7/10
Esperando la...(Waiting for the Hearse)
3 December 2007
This film, boisterously noisy and overcharged with frantic bursting vitality, shows us a slice of Mediterranean life in a Buenos Aires (Argentina) humble working class neighborhood (Buenos Aires includes 49 neighborhoods and 11 million inhabitants, including the surrounding jurisdictions). Only half a dozen of them could be considered middle class, another four or five high class; the rest the working, poorer class.

From the beginning the tottering figure of Mamá Cora (Antonio Gasella in drag and full make up as an old lady), dizzily walking alone towards the camera in a long shot, accompanied by Feliciano Brunelli's accordion yodeling a sort of polka music from the 50s (he was extremely popular with the masses at that time), sets the mood for what is coming (And what is coming is consistently and relentlessly amusing and in crescendo to the very end of the movie, here again, the very cheerful Feliciano Brunelli's accordion closes the last credits, and you feel like having eaten a great dish of tasty ravioli with sauce and grated Provolone cheese in abundance).

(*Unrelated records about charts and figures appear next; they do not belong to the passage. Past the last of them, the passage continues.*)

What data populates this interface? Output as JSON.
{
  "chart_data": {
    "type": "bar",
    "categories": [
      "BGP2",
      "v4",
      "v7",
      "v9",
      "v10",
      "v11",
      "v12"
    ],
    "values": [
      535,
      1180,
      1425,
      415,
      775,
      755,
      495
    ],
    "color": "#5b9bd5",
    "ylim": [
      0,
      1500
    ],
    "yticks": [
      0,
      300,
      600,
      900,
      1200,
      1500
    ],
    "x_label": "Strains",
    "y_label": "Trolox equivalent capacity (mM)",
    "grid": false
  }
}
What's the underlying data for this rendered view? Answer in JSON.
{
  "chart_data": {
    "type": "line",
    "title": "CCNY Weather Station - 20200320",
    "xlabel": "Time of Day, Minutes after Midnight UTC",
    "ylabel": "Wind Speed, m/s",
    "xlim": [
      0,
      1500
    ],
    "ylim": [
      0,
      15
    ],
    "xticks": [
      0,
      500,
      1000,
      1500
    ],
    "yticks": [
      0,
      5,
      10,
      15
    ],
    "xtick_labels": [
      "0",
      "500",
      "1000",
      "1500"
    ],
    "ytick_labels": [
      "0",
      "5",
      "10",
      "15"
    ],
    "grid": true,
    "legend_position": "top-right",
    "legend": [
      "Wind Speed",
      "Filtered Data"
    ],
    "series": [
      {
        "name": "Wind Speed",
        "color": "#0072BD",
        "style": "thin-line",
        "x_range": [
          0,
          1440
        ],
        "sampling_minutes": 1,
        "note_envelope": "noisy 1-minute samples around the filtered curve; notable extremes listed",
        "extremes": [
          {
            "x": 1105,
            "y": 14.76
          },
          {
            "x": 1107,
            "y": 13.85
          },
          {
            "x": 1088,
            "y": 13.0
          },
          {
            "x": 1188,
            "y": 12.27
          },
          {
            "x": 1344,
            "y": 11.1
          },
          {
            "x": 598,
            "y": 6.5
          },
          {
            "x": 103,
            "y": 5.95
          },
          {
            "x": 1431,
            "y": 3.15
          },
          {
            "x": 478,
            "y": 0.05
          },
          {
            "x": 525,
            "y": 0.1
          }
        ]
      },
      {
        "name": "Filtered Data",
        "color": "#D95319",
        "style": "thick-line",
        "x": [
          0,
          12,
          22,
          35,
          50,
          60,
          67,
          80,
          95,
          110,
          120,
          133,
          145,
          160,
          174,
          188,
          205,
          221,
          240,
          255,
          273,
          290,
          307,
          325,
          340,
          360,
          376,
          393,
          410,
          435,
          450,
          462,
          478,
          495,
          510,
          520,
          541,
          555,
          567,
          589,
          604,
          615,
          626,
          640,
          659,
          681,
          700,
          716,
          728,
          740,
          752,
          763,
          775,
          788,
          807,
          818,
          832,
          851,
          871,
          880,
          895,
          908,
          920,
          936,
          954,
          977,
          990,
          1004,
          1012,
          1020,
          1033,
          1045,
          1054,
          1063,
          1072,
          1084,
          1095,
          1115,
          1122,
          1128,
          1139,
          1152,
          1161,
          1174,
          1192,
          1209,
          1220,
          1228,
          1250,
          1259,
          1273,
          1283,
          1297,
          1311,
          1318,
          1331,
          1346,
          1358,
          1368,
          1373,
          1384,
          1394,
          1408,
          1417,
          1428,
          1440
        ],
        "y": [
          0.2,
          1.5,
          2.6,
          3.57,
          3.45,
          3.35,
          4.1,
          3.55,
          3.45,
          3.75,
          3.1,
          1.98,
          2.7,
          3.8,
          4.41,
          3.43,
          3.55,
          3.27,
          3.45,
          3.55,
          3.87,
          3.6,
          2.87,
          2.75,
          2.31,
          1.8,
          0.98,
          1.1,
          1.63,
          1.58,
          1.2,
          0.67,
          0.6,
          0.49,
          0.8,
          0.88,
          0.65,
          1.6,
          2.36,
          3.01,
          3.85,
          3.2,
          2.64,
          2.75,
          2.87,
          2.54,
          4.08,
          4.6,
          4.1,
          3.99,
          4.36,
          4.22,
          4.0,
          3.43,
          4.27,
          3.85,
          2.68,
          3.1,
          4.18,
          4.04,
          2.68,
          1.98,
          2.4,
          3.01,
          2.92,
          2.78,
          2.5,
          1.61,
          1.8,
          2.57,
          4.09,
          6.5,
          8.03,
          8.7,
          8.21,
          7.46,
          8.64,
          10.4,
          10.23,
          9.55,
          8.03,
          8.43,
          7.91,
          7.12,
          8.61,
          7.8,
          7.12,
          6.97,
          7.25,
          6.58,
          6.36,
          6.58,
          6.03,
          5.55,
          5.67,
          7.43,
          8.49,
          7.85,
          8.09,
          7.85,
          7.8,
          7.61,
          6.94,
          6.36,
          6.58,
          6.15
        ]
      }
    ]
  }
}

A crazily-quilted interaction of dislocated characters mouthing lively dialogue (Gross..., oh, SO gross... both characters and dialogue) and having a ball. They talk and talk at dizzying speed (I doubt very much that the translation can really catch up with the double entendre of half of the overlapping dialogue, for most of the time ALL of them are screaming at the top of their voices and simultaneously).

All actors grasp the screwball comedy style of this director (Alejandro Doria) beautifully. Subtlety is not even remotely connected with this outrageous comedy.

Mónica Villa (Susana) is outstandingly good as the long-suffering housewife always on the verge of an earth shaking nervous breakdown, looking like a wet mouse. One wonders if the actress didn't really break down! So authentic is her performance full of passion and vital detail (Bette Davies would have killed for this role).

Her mother in law, Mamá Cora (Antonio Gasella in drag) is driving her nuts with her full-fledge Alzheimer. Gasella does an excellent interpretation of this dizzy old lady loosing all her bearings, but I don't get it: Why was he chosen to play this role when towards the end appears a real old lady (A friend of Mamá Cora that comes to the house) that could have been THE perfect Mamá Cora (I think that Gasella must have been a popular comic at the time and maybe he made that character popular, I guess).

Betiana Blum (Nora), excellent (In very broad and obvious acting terms) as the flashy nouveau-riche wife of one of the three brothers in the story and the only pretty female in the cast.

China Zorrilla (a very well known and loved actress in Argentina, that even now, 22 years later is still going strong and is very convincing within the limits of her overheated and theatrical school of acting.

Darío Grandinetti: I failed to notice him in this old movie, maybe because he was too young then.

All performances are uniformly good. The director conventional but very efficient, since with his ear for tempo keeps everything firmly under control and makes it fun to watch, although it is blatant and flashy in a very heavy-handed way.

Only to be seen when you long for a Marx Brothers film but don't have one handy.